The types of French knives Delavan said he sells most are paring knives, utility knives of 5 to 6 inches (generally used for smaller slicing jobs) and chef's knives (for chopping and general use). Also available are boning and filleting knives, carving knives (often serrated) and both French and Chinese cleavers (watch Martin Yan cook on PBS if you think the Chinese cleaver looks unwieldy).

Get a sharpening steel and use it at least a couple of times a week if you cook every day. If you don't, even the best of your knives will eventually become dull. They'll also need to be professionally sharpened every six months to three years depending on how much they're used, Delavan said.

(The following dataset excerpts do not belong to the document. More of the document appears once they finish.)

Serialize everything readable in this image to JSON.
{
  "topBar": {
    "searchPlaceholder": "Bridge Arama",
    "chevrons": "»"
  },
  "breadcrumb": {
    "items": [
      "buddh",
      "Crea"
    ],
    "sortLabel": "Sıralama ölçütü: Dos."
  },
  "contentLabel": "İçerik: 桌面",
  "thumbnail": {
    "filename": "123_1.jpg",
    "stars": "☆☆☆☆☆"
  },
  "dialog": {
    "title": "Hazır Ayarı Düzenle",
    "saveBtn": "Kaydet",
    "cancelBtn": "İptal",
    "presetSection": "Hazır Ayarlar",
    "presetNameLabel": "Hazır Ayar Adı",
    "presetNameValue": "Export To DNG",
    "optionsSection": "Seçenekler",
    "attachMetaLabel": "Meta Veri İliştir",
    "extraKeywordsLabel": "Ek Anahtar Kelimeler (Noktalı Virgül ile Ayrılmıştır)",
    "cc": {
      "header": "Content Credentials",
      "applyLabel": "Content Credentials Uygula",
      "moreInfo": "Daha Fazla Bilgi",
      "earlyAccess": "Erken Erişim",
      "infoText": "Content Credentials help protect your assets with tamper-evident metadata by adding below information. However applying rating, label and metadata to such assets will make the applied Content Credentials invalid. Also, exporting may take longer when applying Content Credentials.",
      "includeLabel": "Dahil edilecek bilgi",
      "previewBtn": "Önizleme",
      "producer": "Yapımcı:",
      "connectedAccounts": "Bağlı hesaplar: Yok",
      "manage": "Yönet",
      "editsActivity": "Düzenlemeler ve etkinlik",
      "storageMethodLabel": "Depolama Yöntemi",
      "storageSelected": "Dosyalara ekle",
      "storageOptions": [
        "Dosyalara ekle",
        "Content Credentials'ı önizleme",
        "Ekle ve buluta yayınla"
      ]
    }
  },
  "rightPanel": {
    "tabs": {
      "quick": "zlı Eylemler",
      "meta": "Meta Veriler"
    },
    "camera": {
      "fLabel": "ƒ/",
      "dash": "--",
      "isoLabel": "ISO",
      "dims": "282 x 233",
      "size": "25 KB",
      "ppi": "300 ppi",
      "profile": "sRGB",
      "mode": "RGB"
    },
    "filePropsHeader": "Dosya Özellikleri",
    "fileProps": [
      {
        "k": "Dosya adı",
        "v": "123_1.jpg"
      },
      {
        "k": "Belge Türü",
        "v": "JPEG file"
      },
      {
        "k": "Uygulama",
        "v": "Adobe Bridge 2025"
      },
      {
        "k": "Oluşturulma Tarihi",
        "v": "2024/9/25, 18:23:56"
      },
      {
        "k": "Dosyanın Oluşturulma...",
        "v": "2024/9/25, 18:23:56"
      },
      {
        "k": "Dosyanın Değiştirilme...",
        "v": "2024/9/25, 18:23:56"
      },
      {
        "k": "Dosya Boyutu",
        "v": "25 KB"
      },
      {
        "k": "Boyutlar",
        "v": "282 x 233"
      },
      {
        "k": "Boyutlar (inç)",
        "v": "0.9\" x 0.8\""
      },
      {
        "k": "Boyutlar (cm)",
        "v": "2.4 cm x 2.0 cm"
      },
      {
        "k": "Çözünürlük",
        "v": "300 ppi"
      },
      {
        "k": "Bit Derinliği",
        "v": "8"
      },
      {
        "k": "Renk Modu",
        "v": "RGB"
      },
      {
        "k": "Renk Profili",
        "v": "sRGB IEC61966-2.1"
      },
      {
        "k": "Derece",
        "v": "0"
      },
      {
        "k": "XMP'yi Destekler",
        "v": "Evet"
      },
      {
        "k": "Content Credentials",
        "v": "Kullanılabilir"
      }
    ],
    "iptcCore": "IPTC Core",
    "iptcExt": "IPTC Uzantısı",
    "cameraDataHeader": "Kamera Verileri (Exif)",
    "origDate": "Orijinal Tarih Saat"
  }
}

Don't use an electric sharpener. They work, but they tend to wear the blade down.

And don't sling them in a drawer after you're done with them. Keeping them in a wooden block will protect the edges. For the same reason, do your cutting on a wooden or plastic block.

So, let's say you've just seen an old Errol Flynn movie and you feel like you can't get to the cutlery store fast enough. Bring money. If you can forgo the urge to buy an entire set, which can run into the hundreds of dollars, you can pick up a pretty good Chicago 8-inch chef's knife for around $35. A Gerber Balance Plus of the same size will cost around $45.